1. Startseite
  2. Meinung
  3. Gastbeiträge

Gezielt die Folgen der Klimakrise bekämpfen

Erstellt: Aktualisiert:

Kommentare

Lismore gehört zu den Gebieten, die von den Überschwemmungen in Australien verwüstet wurden. Vier Menschen starben, Hunderte wurden vertrieben und Tausende von Häusern und Geschäften zerstört.
Lismore gehört zu den Gebieten, die von den Überschwemmungen in Australien verwüstet wurden. Vier Menschen starben, Hunderte wurden vertrieben und Tausende von Häusern und Geschäften zerstört. © Jason O’brien/dpa

Die internationale Gemeinschaft muss den Fonds für Schäden durch extremes Wetter zügig einrichten. Der Gastbeitrag.

Der auf der letzten UN-Klimakonferenz beschlossene internationale Fonds für Verlust und Schäden der Klimakrise wird nun ausgestaltet. Entscheidend über den Erfolg wird die Beteiligung der am stärksten Betroffenen sein.
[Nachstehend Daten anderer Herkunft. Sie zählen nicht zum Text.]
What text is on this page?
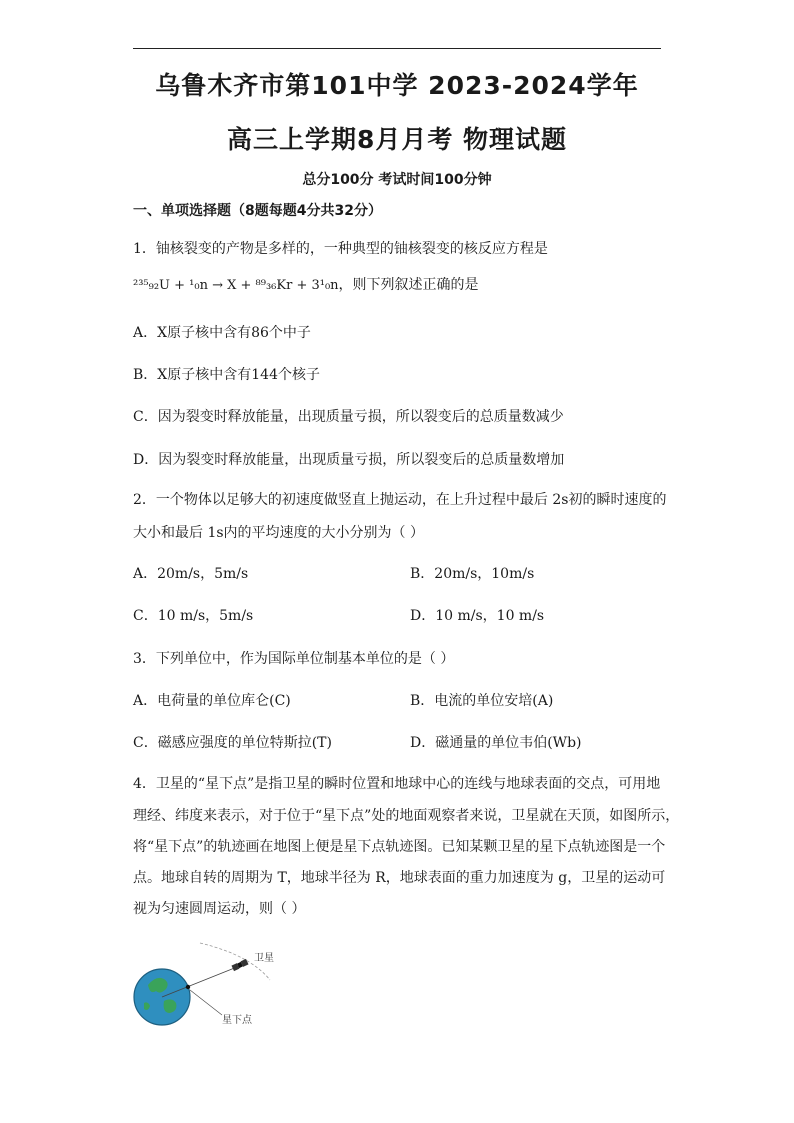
乌鲁木齐市第101中学 2023-2024学年
高三上学期8月月考 物理试题
总分100分 考试时间100分钟
一、单项选择题（8题每题4分共32分）
1．铀核裂变的产物是多样的，一种典型的铀核裂变的核反应方程是
²³⁵₉₂U + ¹₀n → X + ⁸⁹₃₆Kr + 3¹₀n，则下列叙述正确的是
A．X原子核中含有86个中子
B．X原子核中含有144个核子
C．因为裂变时释放能量，出现质量亏损，所以裂变后的总质量数减少
D．因为裂变时释放能量，出现质量亏损，所以裂变后的总质量数增加
2．一个物体以足够大的初速度做竖直上抛运动，在上升过程中最后 2s初的瞬时速度的
大小和最后 1s内的平均速度的大小分别为（ ）
A．20m/s，5m/s	B．20m/s，10m/s
C．10 m/s，5m/s	D．10 m/s，10 m/s
3．下列单位中，作为国际单位制基本单位的是（ ）
A．电荷量的单位库仑(C)	B．电流的单位安培(A)
C．磁感应强度的单位特斯拉(T)	D．磁通量的单位韦伯(Wb)
4．卫星的“星下点”是指卫星的瞬时位置和地球中心的连线与地球表面的交点，可用地
理经、纬度来表示，对于位于“星下点”处的地面观察者来说，卫星就在天顶，如图所示，
将“星下点”的轨迹画在地图上便是星下点轨迹图。已知某颗卫星的星下点轨迹图是一个
点。地球自转的周期为 T，地球半径为 R，地球表面的重力加速度为 g，卫星的运动可
视为匀速圆周运动，则（ ）
卫星
星下点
Millionen von Menschen auf der ganzen Welt leiden bereits unter den Auswirkungen der Klimakrise. Der am 20. März 2023 veröffentlichte IPCC-Bericht unterstreicht, dass die Welt vor einer Klimakatastrophe steht. Alleine in den vergangenen fünf Monaten, seit der letzten UN-Klimakonferenz (COP27), kam es zu zahlreichen von der Klimakrise verstärkten Wetterextremen.

Dazu zählen: Todesopfer der Überschwemmungen und Erdrutsche in Brasilien; Zyklon Freddy, der in Malawi und Mosambik Tausende von Häusern zerstörte und Hunderte von Menschen tötete; der tropische Wirbelsturm Cheneso, der Madagaskar verwüstete, über 30 Menschen tötete, Tausende von Menschen vertrieb und Hunderte von Häusern zerstörte und der tropische Wirbelsturm Judy, der Vanuatu traf. Die Gemeinden in Mosambik, Malawi, Brasilien, Madagaskar und Vanuatu mussten (in Europa kaum beachtetet) erleben, was in der Zukunft grausamer Alltag werden wird in einer Welt mit entfesselter Klimakatastrophe.

Der IPCC-Bericht macht aber auch deutlich, dass wir noch eine letzte Chance haben, diese Entwicklung zu stoppen, und dass wir bereits wissen, welche Lösungen es dafür gibt. Dies muss und in unserer Entschlossenheit bestärken, unsere Emissionen effektiv zu reduzieren sowie gleichzeitig eine solidarische und gerechte Antwort zu finden, wie wir gemeinsam mit den Auswirkungen der Klimakrise als Weltgemeinschaft umgehen. Es sind die jetzt schon existenziell betroffenen Gemeinden, die am wenigsten bis gar nicht zur Klimakrise beigetragen haben und gleichzeitig besonders auch aufgrund kolonialer Ausbeute der letzten Jahrhunderte über eine weniger starke (staatliche) Infrastruktur verfügen, um sich vor den Folgen zu schützen.

Eine wichtige und von den am stärksten betroffenen Regionen zentral eingeforderte Maßnahme ist die Bildung eines internationalen Fonds, der schnell Finanzen bereitstellt für Gemeinden die am stärksten Verluste und Schäden (Loss & Damage) durch die Klimakrise erleben. Dieser Fonds wurde auf der letzten UN-Klimakonferenz (COP 27) beschlossen und heute beginnt der nächste große Schritt: 24 Mitglieder des für die genauer Ausgestaltung des Fonds einberufenen Übergangsausschusses (Transitional Committee, TC) kommen in Ägypten zusammen.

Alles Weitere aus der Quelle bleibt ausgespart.